«C’è un forte interesse per l’Italia da parte dei grandi capitali, con Roma che certamente è un polo di attrazione internazionale. Finora poi, i dazi americani non determinati hanno grandi delocalizzazioni: visti i continui cambi di marcia del governo Trump, gli imprenditori sono per lo più rimasti a produrre nel Paese e in Europa». Francesco Salvatori, head of group financial instructions & international network di Unicredit, non ha dubbi: l’Italia e Roma, nonostante le sfide geopolitiche e macroeconomiche del momento, hanno una grande capacità di resilienza e mantenere la loro attrattività legata alle eccellenze.
«Dalla moda al turismo, passando per il design e il food — ha spiegato Salvatori durante il panel intitolato “Finanza e mercati globali: prospettive strategiche”, moderato dal caporedattore de Il Messaggero Christian Martino con la giornalista del Tg5, Costanza Calabrese — i fondi internazionali sono interessati alle storie di crescita, per questo investono in Italia». «Così le multinazionali, tramite diverse partnership — ha aggiunto — si alleano con i nostri campioni industriali e della manifattura per vendere da noi e nel mondo: il nostro Paese è depositario di alcune importanti eccellenze minimamente replicabili in nessuna altra parte del pianeta».
LE RIFORME
Nonostante questo, secondo Salvatori, «l’incertezza sui dazi pesa su investitori ed aziende, per cui l’Italia e l’Europa devono approfittarne, cogliendo la sfida al loro interno: se gli storici partner commerciali diventano meno affidabili va sviluppata la domanda domestica e bisogna approvvigionarsi direttamente nel Vecchio Continente con le tecnologie ei beni ad alto valore aggiunto che finora cercavamo negli States». In ogni caso, ha concluso Salvatori, «mentre negli Usa c’è il rischio di una stagflazione, con l’aumento in salita mentre l’economia rallenta, l’Europa cresce grazie all’inedito traino dei Paesi del Sud».

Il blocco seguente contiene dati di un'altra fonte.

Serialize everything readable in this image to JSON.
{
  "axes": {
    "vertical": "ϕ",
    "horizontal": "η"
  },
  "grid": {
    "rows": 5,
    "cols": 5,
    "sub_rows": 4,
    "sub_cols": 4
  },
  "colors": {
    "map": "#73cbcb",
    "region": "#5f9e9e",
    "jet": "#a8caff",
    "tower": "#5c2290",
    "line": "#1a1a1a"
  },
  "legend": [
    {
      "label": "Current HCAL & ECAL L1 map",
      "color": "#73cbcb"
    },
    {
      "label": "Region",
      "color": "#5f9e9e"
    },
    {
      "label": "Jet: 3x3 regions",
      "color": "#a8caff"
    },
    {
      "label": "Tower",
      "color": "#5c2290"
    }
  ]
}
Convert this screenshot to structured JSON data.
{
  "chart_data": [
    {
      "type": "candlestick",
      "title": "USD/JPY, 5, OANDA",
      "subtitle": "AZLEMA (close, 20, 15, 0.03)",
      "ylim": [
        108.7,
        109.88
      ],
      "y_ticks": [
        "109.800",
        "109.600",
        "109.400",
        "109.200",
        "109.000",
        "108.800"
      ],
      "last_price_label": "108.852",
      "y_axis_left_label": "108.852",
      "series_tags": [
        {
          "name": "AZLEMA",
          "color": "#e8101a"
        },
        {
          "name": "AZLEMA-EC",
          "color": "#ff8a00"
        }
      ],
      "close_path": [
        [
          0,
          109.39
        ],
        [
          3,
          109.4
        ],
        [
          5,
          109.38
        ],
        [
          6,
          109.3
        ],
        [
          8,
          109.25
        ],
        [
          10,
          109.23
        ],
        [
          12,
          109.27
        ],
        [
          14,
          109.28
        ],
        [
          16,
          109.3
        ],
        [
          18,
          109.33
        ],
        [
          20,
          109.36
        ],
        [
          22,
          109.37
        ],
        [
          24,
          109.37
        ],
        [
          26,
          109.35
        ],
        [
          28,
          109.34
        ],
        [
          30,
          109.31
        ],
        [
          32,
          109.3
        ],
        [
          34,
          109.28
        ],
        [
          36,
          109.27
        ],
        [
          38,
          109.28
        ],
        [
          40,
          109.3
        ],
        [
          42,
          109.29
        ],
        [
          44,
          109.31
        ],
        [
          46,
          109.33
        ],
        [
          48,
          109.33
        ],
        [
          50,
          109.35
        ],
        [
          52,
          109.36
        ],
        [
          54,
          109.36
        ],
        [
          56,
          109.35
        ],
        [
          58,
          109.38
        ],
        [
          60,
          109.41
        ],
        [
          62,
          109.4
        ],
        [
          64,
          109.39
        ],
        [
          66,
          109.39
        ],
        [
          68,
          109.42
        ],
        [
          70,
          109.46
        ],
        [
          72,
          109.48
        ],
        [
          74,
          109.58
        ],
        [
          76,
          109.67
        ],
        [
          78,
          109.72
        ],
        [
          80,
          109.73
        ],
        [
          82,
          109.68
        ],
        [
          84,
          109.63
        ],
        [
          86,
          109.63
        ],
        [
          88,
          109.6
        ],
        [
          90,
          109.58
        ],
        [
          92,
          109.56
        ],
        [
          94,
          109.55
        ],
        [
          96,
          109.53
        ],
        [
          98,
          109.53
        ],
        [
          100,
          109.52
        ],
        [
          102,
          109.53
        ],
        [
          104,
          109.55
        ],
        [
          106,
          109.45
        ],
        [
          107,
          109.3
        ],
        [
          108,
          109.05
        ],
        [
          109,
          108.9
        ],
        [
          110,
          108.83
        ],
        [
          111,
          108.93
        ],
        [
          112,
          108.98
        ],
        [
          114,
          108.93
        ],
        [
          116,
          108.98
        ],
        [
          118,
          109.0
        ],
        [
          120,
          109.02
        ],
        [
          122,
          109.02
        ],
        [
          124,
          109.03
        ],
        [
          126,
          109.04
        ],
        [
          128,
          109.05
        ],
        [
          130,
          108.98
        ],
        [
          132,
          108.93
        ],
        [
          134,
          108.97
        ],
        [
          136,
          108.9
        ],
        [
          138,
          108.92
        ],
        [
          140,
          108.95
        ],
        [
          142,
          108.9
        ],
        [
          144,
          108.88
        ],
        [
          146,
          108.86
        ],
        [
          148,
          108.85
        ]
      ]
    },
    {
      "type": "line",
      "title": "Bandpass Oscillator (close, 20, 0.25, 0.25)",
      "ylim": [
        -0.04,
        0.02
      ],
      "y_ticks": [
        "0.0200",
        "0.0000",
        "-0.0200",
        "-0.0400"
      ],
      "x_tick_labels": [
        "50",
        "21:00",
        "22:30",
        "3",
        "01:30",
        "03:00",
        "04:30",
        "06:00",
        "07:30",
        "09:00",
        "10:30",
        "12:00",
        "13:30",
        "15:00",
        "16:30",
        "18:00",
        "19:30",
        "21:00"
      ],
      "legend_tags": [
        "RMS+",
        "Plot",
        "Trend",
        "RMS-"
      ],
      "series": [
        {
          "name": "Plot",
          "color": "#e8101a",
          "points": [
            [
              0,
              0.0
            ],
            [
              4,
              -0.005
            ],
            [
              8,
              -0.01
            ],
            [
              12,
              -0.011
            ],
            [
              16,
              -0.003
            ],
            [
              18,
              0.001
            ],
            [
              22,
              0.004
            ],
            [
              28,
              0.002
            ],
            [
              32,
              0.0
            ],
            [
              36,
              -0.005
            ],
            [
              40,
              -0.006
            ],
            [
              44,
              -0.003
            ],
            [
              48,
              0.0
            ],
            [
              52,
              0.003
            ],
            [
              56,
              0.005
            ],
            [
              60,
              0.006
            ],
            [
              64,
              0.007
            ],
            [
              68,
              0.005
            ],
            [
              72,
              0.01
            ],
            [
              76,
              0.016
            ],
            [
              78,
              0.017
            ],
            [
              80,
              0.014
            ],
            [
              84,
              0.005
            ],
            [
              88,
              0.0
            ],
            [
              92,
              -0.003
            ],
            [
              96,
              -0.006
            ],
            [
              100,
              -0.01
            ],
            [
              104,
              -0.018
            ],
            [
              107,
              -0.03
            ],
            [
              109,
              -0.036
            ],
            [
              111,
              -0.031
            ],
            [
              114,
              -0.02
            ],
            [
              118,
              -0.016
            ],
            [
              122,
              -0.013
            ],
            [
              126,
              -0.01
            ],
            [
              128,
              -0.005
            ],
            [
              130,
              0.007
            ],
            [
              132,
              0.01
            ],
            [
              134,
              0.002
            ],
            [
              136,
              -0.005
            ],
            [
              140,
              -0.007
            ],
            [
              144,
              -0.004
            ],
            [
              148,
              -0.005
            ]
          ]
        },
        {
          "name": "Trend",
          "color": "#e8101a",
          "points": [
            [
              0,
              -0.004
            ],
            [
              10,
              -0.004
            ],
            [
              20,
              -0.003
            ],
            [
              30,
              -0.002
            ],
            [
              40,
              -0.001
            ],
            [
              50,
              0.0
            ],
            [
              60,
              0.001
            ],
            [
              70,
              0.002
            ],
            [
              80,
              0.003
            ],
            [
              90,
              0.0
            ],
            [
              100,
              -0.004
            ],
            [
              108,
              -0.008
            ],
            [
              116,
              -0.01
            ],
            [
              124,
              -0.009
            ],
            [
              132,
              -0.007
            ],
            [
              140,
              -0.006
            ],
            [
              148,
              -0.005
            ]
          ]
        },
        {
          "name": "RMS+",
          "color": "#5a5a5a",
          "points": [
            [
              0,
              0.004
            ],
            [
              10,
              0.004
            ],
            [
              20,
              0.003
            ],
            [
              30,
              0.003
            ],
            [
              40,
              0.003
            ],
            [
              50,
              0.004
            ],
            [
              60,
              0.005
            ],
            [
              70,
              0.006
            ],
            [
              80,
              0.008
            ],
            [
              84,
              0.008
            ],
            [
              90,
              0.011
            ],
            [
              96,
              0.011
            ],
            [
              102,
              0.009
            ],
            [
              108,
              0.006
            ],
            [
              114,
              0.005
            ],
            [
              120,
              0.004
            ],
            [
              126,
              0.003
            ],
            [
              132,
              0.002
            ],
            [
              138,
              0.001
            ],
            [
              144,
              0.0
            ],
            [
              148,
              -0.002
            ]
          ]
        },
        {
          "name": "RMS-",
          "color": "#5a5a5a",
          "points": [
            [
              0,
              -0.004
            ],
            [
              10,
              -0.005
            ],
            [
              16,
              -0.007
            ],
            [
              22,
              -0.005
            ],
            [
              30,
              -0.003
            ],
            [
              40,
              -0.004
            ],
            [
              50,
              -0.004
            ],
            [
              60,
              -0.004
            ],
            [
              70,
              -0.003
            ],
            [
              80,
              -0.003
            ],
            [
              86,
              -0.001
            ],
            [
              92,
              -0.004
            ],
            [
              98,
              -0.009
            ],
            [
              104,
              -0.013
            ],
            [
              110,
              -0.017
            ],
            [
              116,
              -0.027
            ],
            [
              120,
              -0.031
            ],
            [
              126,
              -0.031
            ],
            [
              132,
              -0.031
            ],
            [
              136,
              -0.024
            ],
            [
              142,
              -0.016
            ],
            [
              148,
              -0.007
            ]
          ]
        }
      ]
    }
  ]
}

D’altronde la Germania, come ha sottolineato il presidente dell’Ispi, Franco Bruni, « non è più quel regno di sicurezza finanziaria che era fino a qualche anno fa: ora che il Paese sta per indebitarsi anche investendo in Bund sarà percepito in modo diverso. In questo scenario l’Italia deve cercare di contribuire a un mercato finanziario davvero unico solido al livello Ue, con banche multinazionali, regole unificate e anche il via libera alla riforma del Mes». Al livello globale, invece, per Bruni è necessario «riformare il Fondo monetario internazionale, unendo i voti europei, dando più spazio alle economie emergenti, riducendo il peso americano e rinnovando il management. Ma anche rafforzare il sistema di ristrutturazione dei debiti di 40 Paesi in via di sviluppo, un’innovazione comunque positiva portata dal G20 a guida italiana nel 2020».
GLI INTERVENTI
La finanza può poi significare sviluppo dei territori e sostegno al welfare pubblico, laddove gli enti locali non riescono ad arrivare con le loro risorse. Ne è un esempio l’operato della fondazione bancaria Crt, la terza per grandezza in Italia.
«Ci sono due livelli di intervento — ha spiegato la presidente Anna Maria Poggi -. Il primo è quello della singola fondazione sui vari territori italiani: vengono così distribuiti 200 milioni l’anno, aiutando il terzo settore e in particolare minori, anziani e persone con handicap, ma anche sostenendo arte e cultura ad esempio con i restauri. Il secondo livello è quello della rete di fondazioni a sostegno dell’economia nazionale, con interventi capillari per l’innovazione». «Noi — ha concluso Poggi — facciamo tutto questo con l’obbligo di non intaccare il patrimonio e sfruttando una grande capacità interna di utilizzare la finanza per reperire risorse importanti a favore della cittadinanza».